Je le suis des yeux jusqu'à ce qu'il disparaisse au milieu de la foule transpirante et floue. À côté de moi, je crois que Royce ricane. C'est difficile à affirmer à cause de la musique infernale qui intoxique les clubbeurs avec presque autant d'efficacité que l'alcool et piétine tous les autres bruits comme une énorme patte d'éléphant. Mais je suis presque sûre d'avoir entendu ce son un peu rauque et cynique que produit le mécanicien lorsqu'il fait semblant d'être amusé. Ce n'est pas un ricanement joyeux, les ricanements le sont rarement avec lui. C'est un ricanement caustique, plus amer que du café fraîchement moulu.
Moi, je bascule la tête en arrière pour le regarder et tente de décoller d'un souffle les mèches humides qui me chatouillent les sourcils.
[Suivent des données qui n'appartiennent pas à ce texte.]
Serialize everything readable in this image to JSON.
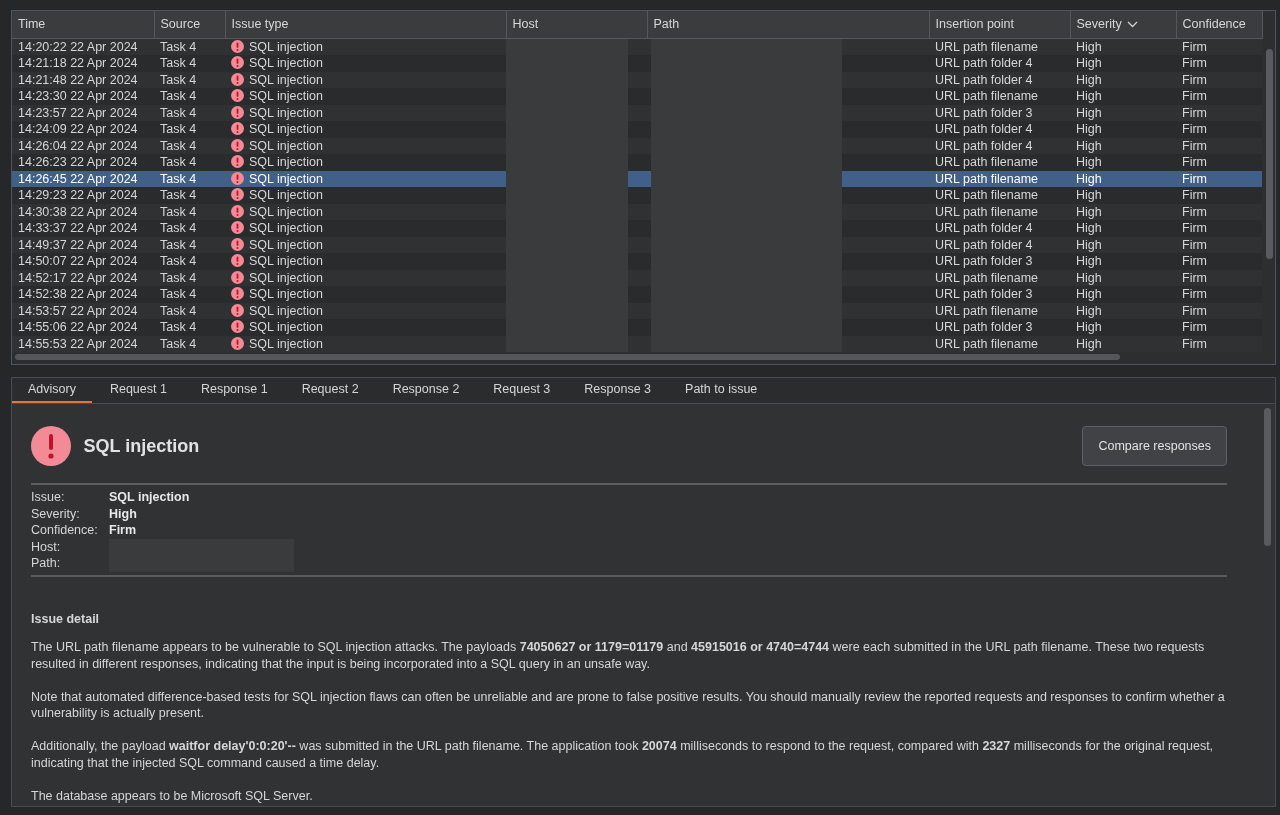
{
  "table": {
    "columns": [
      {
        "label": "Time",
        "sorted": false
      },
      {
        "label": "Source",
        "sorted": false
      },
      {
        "label": "Issue type",
        "sorted": false
      },
      {
        "label": "Host",
        "sorted": false
      },
      {
        "label": "Path",
        "sorted": false
      },
      {
        "label": "Insertion point",
        "sorted": false
      },
      {
        "label": "Severity",
        "sorted": true
      },
      {
        "label": "Confidence",
        "sorted": false
      }
    ],
    "rows": [
      {
        "time": "14:20:22 22 Apr 2024",
        "source": "Task 4",
        "issue_type": "SQL injection",
        "insertion_point": "URL path filename",
        "severity": "High",
        "confidence": "Firm",
        "selected": false
      },
      {
        "time": "14:21:18 22 Apr 2024",
        "source": "Task 4",
        "issue_type": "SQL injection",
        "insertion_point": "URL path folder 4",
        "severity": "High",
        "confidence": "Firm",
        "selected": false
      },
      {
        "time": "14:21:48 22 Apr 2024",
        "source": "Task 4",
        "issue_type": "SQL injection",
        "insertion_point": "URL path folder 4",
        "severity": "High",
        "confidence": "Firm",
        "selected": false
      },
      {
        "time": "14:23:30 22 Apr 2024",
        "source": "Task 4",
        "issue_type": "SQL injection",
        "insertion_point": "URL path filename",
        "severity": "High",
        "confidence": "Firm",
        "selected": false
      },
      {
        "time": "14:23:57 22 Apr 2024",
        "source": "Task 4",
        "issue_type": "SQL injection",
        "insertion_point": "URL path folder 3",
        "severity": "High",
        "confidence": "Firm",
        "selected": false
      },
      {
        "time": "14:24:09 22 Apr 2024",
        "source": "Task 4",
        "issue_type": "SQL injection",
        "insertion_point": "URL path folder 4",
        "severity": "High",
        "confidence": "Firm",
        "selected": false
      },
      {
        "time": "14:26:04 22 Apr 2024",
        "source": "Task 4",
        "issue_type": "SQL injection",
        "insertion_point": "URL path folder 4",
        "severity": "High",
        "confidence": "Firm",
        "selected": false
      },
      {
        "time": "14:26:23 22 Apr 2024",
        "source": "Task 4",
        "issue_type": "SQL injection",
        "insertion_point": "URL path filename",
        "severity": "High",
        "confidence": "Firm",
        "selected": false
      },
      {
        "time": "14:26:45 22 Apr 2024",
        "source": "Task 4",
        "issue_type": "SQL injection",
        "insertion_point": "URL path filename",
        "severity": "High",
        "confidence": "Firm",
        "selected": true
      },
      {
        "time": "14:29:23 22 Apr 2024",
        "source": "Task 4",
        "issue_type": "SQL injection",
        "insertion_point": "URL path filename",
        "severity": "High",
        "confidence": "Firm",
        "selected": false
      },
      {
        "time": "14:30:38 22 Apr 2024",
        "source": "Task 4",
        "issue_type": "SQL injection",
        "insertion_point": "URL path filename",
        "severity": "High",
        "confidence": "Firm",
        "selected": false
      },
      {
        "time": "14:33:37 22 Apr 2024",
        "source": "Task 4",
        "issue_type": "SQL injection",
        "insertion_point": "URL path folder 4",
        "severity": "High",
        "confidence": "Firm",
        "selected": false
      },
      {
        "time": "14:49:37 22 Apr 2024",
        "source": "Task 4",
        "issue_type": "SQL injection",
        "insertion_point": "URL path folder 4",
        "severity": "High",
        "confidence": "Firm",
        "selected": false
      },
      {
        "time": "14:50:07 22 Apr 2024",
        "source": "Task 4",
        "issue_type": "SQL injection",
        "insertion_point": "URL path folder 3",
        "severity": "High",
        "confidence": "Firm",
        "selected": false
      },
      {
        "time": "14:52:17 22 Apr 2024",
        "source": "Task 4",
        "issue_type": "SQL injection",
        "insertion_point": "URL path filename",
        "severity": "High",
        "confidence": "Firm",
        "selected": false
      },
      {
        "time": "14:52:38 22 Apr 2024",
        "source": "Task 4",
        "issue_type": "SQL injection",
        "insertion_point": "URL path folder 3",
        "severity": "High",
        "confidence": "Firm",
        "selected": false
      },
      {
        "time": "14:53:57 22 Apr 2024",
        "source": "Task 4",
        "issue_type": "SQL injection",
        "insertion_point": "URL path filename",
        "severity": "High",
        "confidence": "Firm",
        "selected": false
      },
      {
        "time": "14:55:06 22 Apr 2024",
        "source": "Task 4",
        "issue_type": "SQL injection",
        "insertion_point": "URL path folder 3",
        "severity": "High",
        "confidence": "Firm",
        "selected": false
      },
      {
        "time": "14:55:53 22 Apr 2024",
        "source": "Task 4",
        "issue_type": "SQL injection",
        "insertion_point": "URL path filename",
        "severity": "High",
        "confidence": "Firm",
        "selected": false
      }
    ]
  },
  "tabs": [
    {
      "label": "Advisory",
      "selected": true
    },
    {
      "label": "Request 1",
      "selected": false
    },
    {
      "label": "Response 1",
      "selected": false
    },
    {
      "label": "Request 2",
      "selected": false
    },
    {
      "label": "Response 2",
      "selected": false
    },
    {
      "label": "Request 3",
      "selected": false
    },
    {
      "label": "Response 3",
      "selected": false
    },
    {
      "label": "Path to issue",
      "selected": false
    }
  ],
  "advisory": {
    "title": "SQL injection",
    "compare_button": "Compare responses",
    "fields": [
      {
        "label": "Issue:",
        "value": "SQL injection"
      },
      {
        "label": "Severity:",
        "value": "High"
      },
      {
        "label": "Confidence:",
        "value": "Firm"
      },
      {
        "label": "Host:",
        "redacted": true
      },
      {
        "label": "Path:",
        "redacted": true
      }
    ],
    "detail_heading": "Issue detail",
    "paragraphs": [
      "The URL path filename appears to be vulnerable to SQL injection attacks. The payloads **74050627 or 1179=01179** and **45915016 or 4740=4744** were each submitted in the URL path filename. These two requests resulted in different responses, indicating that the input is being incorporated into a SQL query in an unsafe way.",
      "Note that automated difference-based tests for SQL injection flaws can often be unreliable and are prone to false positive results. You should manually review the reported requests and responses to confirm whether a vulnerability is actually present.",
      "Additionally, the payload **waitfor delay'0:0:20'--** was submitted in the URL path filename. The application took **20074** milliseconds to respond to the request, compared with **2327** milliseconds for the original request, indicating that the injected SQL command caused a time delay.",
      "The database appears to be Microsoft SQL Server."
    ]
  }
}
Sans succès. Royce, lui, met un long moment avant de revenir à moi pour m'effleurer de son regard ombrageux dans lequel les lumières n'osent même pas se refléter. Elles survolent son visage taillé à la serpe de leurs joyeuses couleurs, jouent avec ses mèches en désordre, embrassent ses contours, mais boycottent bizarrement ses prunelles torves.
Il me fixe toujours sans rien dire. Alors je le fixe aussi en retour. Aussi longtemps que je peux. Pourquoi est-ce qu'il ne dit rien, mince ? Pour couper court à ce silence infesté de musique, je lâche la première bêtise que mon cerveau en coton veut bien me servir.
- Salut !
Oui, bon, j'ai dit la première bêtise, pas la plus pertinente. Peut-être que maintenant, il va parler. Non. Toujours pas. D'accord, je retente ma chance - en espérant trouver quelque chose de plus inspirant :
- Royce, tu...
- T'essayais de me faire chier ? me coupe-t-il brusquement d'un ton trop lisse, trop neutre pour ne pas cacher quelque chose.
Hein ?
- Hein ?
- Contente-toi de répondre. C'est ça ? Tu cherches à m'emmerder ? T'avais envie de me mettre sur les nerfs ?
Il a vraiment, vraiment l'air en colère.
- Je...
Je cligne trois fois des yeux, confuse, puis suis distraitement du regard le garçon en costume rose qui s'invite dans mon champ de vision et balance les hanches sur la piste de danse, un peu plus loin. Quand je dis rose, je veux dire... rose ! Un rose Barbie, pimpant, insolent... presque barbare. Et moi, je m'y connais en rose, ma chambre est prise en otage par cette couleur ! Sous son veston criard, le jeune homme ne porte rien du tout et il a toute une collection de poils bouclés qui me tirent une toute petite grimace. Il ne connaît pas la crème dépilatoire ou quoi ? Peut-être qu'il aime ça, que ça lui tient chaud en hiver ? Peut-être qu'il les brosse, j'imagine en réprimant un léger gloussement.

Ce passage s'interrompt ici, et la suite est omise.